むくりと起き上がったヌーッティはとろんとした目で周囲を見渡す。
「トイレに行きたいヌー」
尿意をもよおしたヌーッティは、体にかけていたタオルケットを布団の隅へ追いやると、布団から出て部屋のドアの前に立った。
アキは、ヌーッティたちがいつでも廊下へ出られるようにと、いつもドアを少し開けていた。
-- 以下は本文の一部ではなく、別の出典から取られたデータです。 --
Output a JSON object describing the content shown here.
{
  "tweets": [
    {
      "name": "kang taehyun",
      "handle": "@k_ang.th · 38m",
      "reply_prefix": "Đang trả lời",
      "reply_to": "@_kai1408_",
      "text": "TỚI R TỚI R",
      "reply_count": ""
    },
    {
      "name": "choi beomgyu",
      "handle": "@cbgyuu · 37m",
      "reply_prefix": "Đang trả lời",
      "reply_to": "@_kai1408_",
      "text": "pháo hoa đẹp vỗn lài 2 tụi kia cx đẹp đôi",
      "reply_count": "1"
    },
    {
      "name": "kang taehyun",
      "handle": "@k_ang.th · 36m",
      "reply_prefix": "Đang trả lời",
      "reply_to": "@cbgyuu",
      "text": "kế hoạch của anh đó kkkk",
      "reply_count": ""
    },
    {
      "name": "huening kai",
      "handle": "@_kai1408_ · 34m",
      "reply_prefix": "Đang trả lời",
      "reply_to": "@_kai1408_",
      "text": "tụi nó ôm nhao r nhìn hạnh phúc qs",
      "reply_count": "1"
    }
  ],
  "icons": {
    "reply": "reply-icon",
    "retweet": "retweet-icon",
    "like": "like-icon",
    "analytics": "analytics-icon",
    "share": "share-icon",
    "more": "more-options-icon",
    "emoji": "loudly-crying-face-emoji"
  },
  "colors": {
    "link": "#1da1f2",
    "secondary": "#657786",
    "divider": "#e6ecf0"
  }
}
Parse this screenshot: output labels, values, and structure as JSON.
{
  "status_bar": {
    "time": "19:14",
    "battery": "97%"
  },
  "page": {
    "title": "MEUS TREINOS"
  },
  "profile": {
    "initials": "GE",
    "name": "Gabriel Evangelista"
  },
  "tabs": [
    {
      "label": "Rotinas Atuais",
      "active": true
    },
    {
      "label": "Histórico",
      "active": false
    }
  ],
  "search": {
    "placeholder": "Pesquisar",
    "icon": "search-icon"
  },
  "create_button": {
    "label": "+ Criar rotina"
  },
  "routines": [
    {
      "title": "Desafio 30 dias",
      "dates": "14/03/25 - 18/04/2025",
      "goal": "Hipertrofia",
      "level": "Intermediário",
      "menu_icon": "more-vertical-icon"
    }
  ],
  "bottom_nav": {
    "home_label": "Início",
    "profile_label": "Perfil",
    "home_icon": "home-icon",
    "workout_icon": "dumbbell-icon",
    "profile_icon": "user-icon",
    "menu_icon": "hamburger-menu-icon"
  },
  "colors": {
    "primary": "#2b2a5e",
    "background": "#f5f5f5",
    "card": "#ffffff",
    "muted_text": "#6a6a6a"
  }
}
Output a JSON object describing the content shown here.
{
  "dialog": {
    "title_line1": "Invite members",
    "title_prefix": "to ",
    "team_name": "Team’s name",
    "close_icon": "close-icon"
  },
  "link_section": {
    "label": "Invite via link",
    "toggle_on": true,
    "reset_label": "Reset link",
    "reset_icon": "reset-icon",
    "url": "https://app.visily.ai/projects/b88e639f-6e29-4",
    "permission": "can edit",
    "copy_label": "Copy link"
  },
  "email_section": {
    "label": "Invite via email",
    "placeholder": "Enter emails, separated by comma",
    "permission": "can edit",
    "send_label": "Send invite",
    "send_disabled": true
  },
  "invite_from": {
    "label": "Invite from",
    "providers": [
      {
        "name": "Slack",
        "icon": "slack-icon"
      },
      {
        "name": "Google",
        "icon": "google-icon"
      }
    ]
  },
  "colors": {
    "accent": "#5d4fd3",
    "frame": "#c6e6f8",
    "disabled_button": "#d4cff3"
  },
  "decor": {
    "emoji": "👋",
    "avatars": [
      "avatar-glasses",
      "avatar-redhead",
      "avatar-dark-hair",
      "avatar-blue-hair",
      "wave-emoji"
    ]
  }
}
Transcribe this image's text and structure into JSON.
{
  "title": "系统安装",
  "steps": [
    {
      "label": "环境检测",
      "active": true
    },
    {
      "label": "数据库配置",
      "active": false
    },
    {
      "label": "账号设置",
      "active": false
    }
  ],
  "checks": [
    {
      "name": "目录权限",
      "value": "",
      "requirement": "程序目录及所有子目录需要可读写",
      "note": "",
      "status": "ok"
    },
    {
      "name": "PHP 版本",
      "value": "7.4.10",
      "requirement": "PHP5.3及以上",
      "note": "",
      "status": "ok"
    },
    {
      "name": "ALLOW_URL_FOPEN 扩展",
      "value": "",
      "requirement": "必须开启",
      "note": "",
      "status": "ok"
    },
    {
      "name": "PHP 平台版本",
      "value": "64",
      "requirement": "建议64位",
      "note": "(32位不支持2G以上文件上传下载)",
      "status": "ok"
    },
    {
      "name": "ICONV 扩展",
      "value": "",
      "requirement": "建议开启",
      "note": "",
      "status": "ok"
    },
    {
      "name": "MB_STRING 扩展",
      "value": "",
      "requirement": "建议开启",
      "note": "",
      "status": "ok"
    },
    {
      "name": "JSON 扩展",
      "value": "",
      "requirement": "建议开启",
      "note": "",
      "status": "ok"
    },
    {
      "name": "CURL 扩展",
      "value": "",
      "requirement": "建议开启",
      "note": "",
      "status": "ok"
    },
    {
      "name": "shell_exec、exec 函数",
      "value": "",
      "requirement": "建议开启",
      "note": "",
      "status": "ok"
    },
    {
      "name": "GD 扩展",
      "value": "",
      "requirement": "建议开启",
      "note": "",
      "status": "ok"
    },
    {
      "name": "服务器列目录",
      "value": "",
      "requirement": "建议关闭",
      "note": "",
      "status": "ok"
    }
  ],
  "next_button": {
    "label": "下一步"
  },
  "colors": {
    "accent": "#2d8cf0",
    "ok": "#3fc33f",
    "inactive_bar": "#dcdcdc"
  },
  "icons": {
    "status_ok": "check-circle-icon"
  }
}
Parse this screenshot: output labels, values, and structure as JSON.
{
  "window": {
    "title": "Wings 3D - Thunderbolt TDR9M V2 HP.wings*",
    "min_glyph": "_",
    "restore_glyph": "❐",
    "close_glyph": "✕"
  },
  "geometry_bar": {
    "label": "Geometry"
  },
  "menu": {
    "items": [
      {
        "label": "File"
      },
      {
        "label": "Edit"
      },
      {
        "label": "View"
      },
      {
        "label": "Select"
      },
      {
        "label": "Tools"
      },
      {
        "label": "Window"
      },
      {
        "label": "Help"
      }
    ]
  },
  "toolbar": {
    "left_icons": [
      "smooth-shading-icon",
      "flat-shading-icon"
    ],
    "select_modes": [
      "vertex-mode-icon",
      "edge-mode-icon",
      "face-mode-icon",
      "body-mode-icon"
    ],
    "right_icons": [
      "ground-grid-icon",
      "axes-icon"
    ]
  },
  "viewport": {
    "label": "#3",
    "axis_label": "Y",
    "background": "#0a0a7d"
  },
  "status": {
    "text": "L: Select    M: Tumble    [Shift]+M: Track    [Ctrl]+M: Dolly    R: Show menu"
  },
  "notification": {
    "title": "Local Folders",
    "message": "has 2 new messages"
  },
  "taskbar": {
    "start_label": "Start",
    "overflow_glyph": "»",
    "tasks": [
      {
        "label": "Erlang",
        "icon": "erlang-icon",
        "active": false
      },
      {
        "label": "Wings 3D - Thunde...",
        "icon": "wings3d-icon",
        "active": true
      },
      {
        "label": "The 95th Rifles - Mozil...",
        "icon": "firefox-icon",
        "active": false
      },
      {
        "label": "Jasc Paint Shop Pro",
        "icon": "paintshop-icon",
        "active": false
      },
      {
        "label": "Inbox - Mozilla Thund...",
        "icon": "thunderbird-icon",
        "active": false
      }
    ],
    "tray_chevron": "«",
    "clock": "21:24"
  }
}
ヌーッティは軽い力でドアを引き開けると、わずかな隙間から廊下へと出た。
ひさしぶりの日本の家での滞在ではあるものの、勝手は知ったところであった。
廊下に出て、まっすぐ歩き、行き着いた突き当りにトイレがある。
問題は……
「まっくらだヌー。ヌーは怖くないヌー」
深夜の真っ暗な廊下が怖いことであった。
ヌーッティは歩みを止めて、その場でもぞもぞ足を動かした。
「ここで行かなきゃ、またおねしょしちゃうヌー」
どうやらヌーッティは、またと言われる程度でおねしょをしたことがあるらしい。
ヌーッティはつぶらな瞳で暗闇広がる空間を凝視した。
何もいない。
音もない。
辺りは不気味なほどに静まり返っていた。
ヌーッティはごくりと息を飲んだ。
「い、行くヌー」
そおっと、そおっと、ヌーッティは壁沿いに歩き始めた。
ときどき周囲を見回し、されども後ろは振り向かず、一歩一歩トイレに近づいていった。
トイレのドアが暗がりの中でも見える程度に近づいたときであった。
――ヌーッティ。
ヌーッティの背後から声のようなものが聞こえてきた。
思わず、ヌーッティは足を止める。
――こっちだよ。
かすかな声がヌーッティの耳に入ってきた。
ヌーッティは青ざめた。
顔からは血の気が引き、冷や汗がうっすらと額に滲んだ。
――ヌーッティ、こっちへおいで。
たしかに、はっきりと、その声をヌーッティは聞いてしまった。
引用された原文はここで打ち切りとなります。